What would you pay to save this baby's life? A thousand dollars sounds pretty steep in Kenya, more than the annual per capita GDP, but a drop in the bucket many places. She was born prematurely, and survived for a couple weeks in a local hospital. But as the days wore on she became sicker and sicker, and when her twin died, her distraught parents scooped her up and got in a taxi to Kijabe. She arrived on death's doorstep. I got the call in nursery as I was walking out the door that there was a baby in MCH clinic, did we have an incubator? No, I said, we'll have to send her on to Kenyatta. We were running at 150% or more of capacity and taking on another baby would compromise the survival of those we already had.
But as the visiting resident who was staffing the clinic worked on carrying out the plan we had made over the phone, she called back to ask some questions about the logistics of an ambulance. These parents had nothing with which to pay for one. I was at the end of a stressful day and scrambling to get dinner for guests. THANK GOD it was one of those times the Spirit just kept me unsettled. I had no peace about the decision to send this baby on to the national hospital. It sounded like she would die on the way. So I called the resident back with a plan to squeeze her in without an isolette, using a crib and a heater, and hope for the best. I can't explain the internal battle but I knew we were supposed to keep this baby.
That weekend she became much worse, and my colleagues took her to the ICU. I thought it was hopeless. She was on life support for six days, battling a nearly fatal and overwhelming infection. We fought back with the strongest antibiotics, and the kind of medicine and monitoring only available a few places in Africa. This little twin, a deep green color of jaundice, skinny and losing her grip on life, pale and with barely the strength to keep her heart going even when we took over the breathing, teetered on the brink for a week. But day by day her vital signs became more stable. My team was fighting to save this one, particularly as a twin when the other had died. They had more hope than I did.
Eventually she came back down to the nursery, and we gently helped her get to the point of feeding, and then of breathing without any oxygen. Today she's going home, having reached normal newborn size after almost a month of life.
She is cured.
Her parents' national insurance card payed about a third of the bill, and they were able to bring about $250 which is 3-4 months' salary for the average citizen. That left about $1000 still to be paid.

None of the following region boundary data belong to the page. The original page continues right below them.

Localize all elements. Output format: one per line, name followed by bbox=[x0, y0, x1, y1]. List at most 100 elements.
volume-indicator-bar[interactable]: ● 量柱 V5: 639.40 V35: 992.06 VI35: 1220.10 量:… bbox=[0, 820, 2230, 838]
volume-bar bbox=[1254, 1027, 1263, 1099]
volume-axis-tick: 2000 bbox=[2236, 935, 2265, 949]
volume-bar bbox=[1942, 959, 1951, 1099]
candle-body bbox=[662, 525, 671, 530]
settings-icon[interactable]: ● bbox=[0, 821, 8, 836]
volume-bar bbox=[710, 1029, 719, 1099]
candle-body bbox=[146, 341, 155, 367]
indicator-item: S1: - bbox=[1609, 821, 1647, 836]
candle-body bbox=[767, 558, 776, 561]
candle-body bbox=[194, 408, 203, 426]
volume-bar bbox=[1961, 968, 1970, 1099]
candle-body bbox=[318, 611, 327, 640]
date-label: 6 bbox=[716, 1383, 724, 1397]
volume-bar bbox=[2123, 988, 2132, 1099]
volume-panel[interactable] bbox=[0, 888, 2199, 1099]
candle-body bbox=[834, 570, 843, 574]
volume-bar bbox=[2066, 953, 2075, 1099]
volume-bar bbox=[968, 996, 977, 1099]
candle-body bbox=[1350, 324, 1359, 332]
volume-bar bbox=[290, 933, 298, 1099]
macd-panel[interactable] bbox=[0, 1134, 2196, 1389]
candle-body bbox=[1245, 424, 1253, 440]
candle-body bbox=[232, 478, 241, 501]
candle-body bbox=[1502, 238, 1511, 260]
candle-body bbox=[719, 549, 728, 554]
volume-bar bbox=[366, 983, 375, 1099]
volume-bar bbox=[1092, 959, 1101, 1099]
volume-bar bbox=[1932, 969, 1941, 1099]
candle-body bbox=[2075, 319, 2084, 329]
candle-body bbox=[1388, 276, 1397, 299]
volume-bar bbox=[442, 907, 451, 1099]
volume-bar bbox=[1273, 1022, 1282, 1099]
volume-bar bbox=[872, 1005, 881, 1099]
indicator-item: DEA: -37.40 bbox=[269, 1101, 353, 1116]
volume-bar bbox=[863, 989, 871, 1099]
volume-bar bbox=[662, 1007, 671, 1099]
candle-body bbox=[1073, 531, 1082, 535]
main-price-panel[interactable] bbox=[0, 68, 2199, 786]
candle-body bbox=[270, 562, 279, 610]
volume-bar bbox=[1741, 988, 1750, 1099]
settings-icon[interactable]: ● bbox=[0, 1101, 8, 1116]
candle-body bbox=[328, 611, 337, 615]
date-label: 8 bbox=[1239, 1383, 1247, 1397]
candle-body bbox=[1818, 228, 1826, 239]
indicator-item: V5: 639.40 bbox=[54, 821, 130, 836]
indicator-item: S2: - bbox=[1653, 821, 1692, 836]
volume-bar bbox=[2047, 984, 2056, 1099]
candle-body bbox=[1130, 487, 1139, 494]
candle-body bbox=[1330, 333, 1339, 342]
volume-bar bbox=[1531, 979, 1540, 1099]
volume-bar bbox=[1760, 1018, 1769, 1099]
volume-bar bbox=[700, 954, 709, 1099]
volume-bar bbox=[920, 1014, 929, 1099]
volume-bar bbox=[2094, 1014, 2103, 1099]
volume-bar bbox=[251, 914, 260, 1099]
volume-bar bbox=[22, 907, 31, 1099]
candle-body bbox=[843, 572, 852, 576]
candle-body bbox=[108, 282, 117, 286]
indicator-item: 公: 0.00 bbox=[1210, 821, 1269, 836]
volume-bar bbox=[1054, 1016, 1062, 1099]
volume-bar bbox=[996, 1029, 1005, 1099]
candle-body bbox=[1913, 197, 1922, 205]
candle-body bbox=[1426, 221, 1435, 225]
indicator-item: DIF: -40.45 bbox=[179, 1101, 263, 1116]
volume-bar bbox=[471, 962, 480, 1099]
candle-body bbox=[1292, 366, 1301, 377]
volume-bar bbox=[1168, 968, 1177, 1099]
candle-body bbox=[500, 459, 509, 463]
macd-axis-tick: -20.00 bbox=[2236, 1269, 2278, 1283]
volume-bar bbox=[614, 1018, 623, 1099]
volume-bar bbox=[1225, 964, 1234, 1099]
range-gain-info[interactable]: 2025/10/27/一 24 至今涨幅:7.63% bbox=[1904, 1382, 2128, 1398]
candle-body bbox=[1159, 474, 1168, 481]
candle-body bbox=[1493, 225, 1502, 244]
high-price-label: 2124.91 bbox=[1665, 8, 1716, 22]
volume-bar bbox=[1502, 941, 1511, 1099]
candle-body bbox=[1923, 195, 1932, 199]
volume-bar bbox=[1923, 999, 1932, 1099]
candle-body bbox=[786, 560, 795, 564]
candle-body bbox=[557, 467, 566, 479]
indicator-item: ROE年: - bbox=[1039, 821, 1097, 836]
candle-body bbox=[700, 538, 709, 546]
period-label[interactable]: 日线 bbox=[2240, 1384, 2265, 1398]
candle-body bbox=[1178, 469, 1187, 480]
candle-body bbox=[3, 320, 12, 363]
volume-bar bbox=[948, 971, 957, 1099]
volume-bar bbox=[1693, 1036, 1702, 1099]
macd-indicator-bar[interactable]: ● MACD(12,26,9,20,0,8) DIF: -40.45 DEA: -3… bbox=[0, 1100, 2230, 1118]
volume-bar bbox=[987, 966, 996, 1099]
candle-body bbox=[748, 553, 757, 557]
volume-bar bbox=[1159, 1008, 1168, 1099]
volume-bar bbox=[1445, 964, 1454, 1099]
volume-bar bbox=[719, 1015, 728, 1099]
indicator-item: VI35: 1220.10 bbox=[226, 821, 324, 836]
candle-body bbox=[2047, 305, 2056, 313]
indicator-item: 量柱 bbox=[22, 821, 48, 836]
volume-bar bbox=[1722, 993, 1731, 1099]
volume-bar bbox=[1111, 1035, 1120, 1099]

Thanks to several recent generous donations, our Kijabe Hospital Needy Children's Fund was able to step in and pay the bill. Which means that baby M can go home with her mother, who was a hair's breadth away from total bereavement. Which means that we can sustain low cost care and offer the same services to the next baby.
Though this is only a thousandth of the million-dollar-baby story . . the themes are similar, only our story has a happier ending: a fight against the odds, an initial reluctance, a growing wonder, the beauty of strangers growing in relationship, victories, redemption, dilemmas, and loss. Thanks to all who helped baby M survive, and pray that we can stay in the ring for the next one and the one after that. We get beat up pretty often. But today we're celebrating a victory.